1.      Alam itu azali
2.      Alam itu abadi
3.      Allah adalah pencipta alam dan alam adalah ciptaan-Nya
4.      Menetapkan adanya pencipta
5.      Membangun argumen untuk menunjukkan kemustahilan adanya dua Tuhan
6.      Menafikan sifat – sifat Tuhan
7.      Substansi al-Awwal (Tuhan) bukan jenis (genus) dan bukan pula diferensia
8.      Al-Awwal (Tuhan) bukan tubuh
9.      Al-Awwal (Tuhan) merupakan wujud sederhana tanpa esensi
10.  Adanya masa dan meniadakan pencipta
11.  Al-Awwal (Tuhan) mengetahui selain diri-Nya
12.  Tuhan mengetahui substansi-Nya
13.  Tuhan tidak mengetahui hal – hal yang particular (juz’iyat)
14.  Langit adalah hewan yang bergerak dengan kehendak
15.  Tujuan Tuhan memperjalankan langit
16.  Jiwa – jiwa langit mengetahui semua juz’iyyat
17.  Menyatakan kemustahilan terjadinya peristiwa luar biasa
18.  Jiwa manusia adalah substansi yang terdiri dari dirinya sendiri, bukan dengan tubuh atau aksiden
19.  Keabadian jiwa manusia adalah mustahil
20.  Kebangkitan tubuh manusia untuk merasakan kesenangan jasmani di surga dan kepedihan di neraka juga mustahil

Dengan mengerahkan segenap daya dan kemampuan yang dimilikinya, al-Ghazali menolak pendapat nomor 1, 2, 6, 7, 8, 13, 14, 16, 17, dan 20. Memandang lemah argumentasi pendapat nomor 4, 5, 9, 11, 12, 15, 18, dan 19. Ia menyatakan bahwa seharusnya para filsuf mengubah pendapat nomer 3 menjadi nomor 10.

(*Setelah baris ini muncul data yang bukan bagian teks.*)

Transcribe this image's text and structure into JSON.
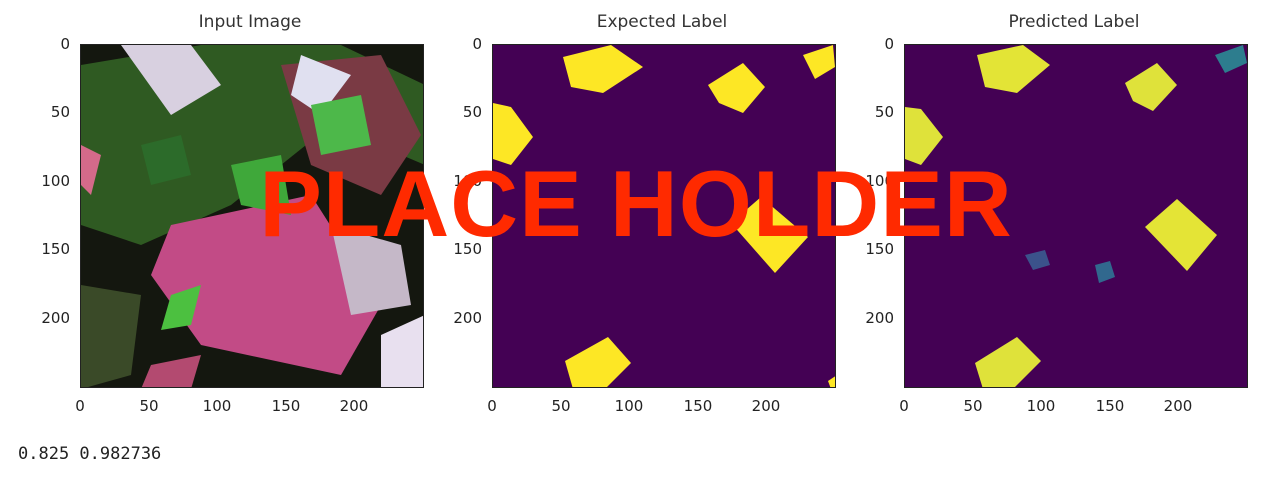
{
  "panels": [
    {
      "title": "Input Image",
      "y_ticks": [
        "0",
        "50",
        "100",
        "150",
        "200"
      ],
      "x_ticks": [
        "0",
        "50",
        "100",
        "150",
        "200"
      ]
    },
    {
      "title": "Expected Label",
      "y_ticks": [
        "0",
        "50",
        "100",
        "150",
        "200"
      ],
      "x_ticks": [
        "0",
        "50",
        "100",
        "150",
        "200"
      ]
    },
    {
      "title": "Predicted Label",
      "y_ticks": [
        "0",
        "50",
        "100",
        "150",
        "200"
      ],
      "x_ticks": [
        "0",
        "50",
        "100",
        "150",
        "200"
      ]
    }
  ],
  "output_text": "0.825 0.982736",
  "watermark": "PLACE HOLDER",
  "colors": {
    "label_bg": "#440154",
    "label_fg": "#fde725",
    "watermark": "#ff2a00"
  }
}
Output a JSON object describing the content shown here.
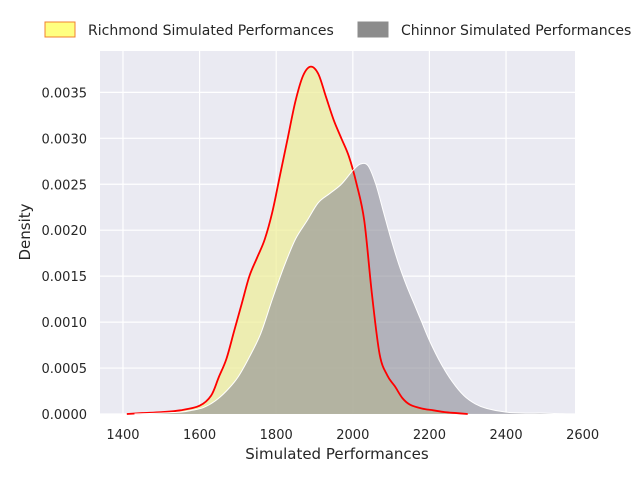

Pada sesi akhir buku tahafut yang ditulisnya al-Ghazali mengkafirkan paham nomor 1, 13, dan 20. Ini berarti siapapun yang berpegang dan mengikuti salah satu madzhab di atas telah jatuh ke dalam kekafiran menurut versi al-Ghazali. Pendapat al-Ghazali ini memberikan dampak yang luas bagi umat Islam. Pendapat ini juga yang diklaim oleh sebagian ilmuan yang menyebabkan kejumudan dan kemandekan umat Islam dalam tradisi berfikir dan berfilsafat. Kendati demikian melimpahkan kesalahan ke pundak al-Ghazali bukanlah pendapat yang bisa dibenarkan, karena ia tidak pernah menginginkan kemandekan berfikir bagi umat Islam.

Di tengah puncak kegairahan intelektualnya al-Ghazali sempat mengalami kehilangan nafsu makan dan tidak bisa berbicara. Keadaan berlangsung berkisar antara enam bulan. Setelah berhasil keluar dari situasi krisis ini, al-Ghazali mengalami konflik bathin yang luar biasa dalam dirinya. Pada akhirnya al-Ghazali memutuskan untuk keluar dari Baghdad dan menjalani kehidupan tasawuf selama kurang lebih sepuluh tahun di Damaskus, Jerussalem, Mekah, Madinah, dan Thus. Setelah mengajar lagi di Nisyapur, ia kembali ke Thus dan mendirikan Khanqah (pusat latihan bagi calon sufi).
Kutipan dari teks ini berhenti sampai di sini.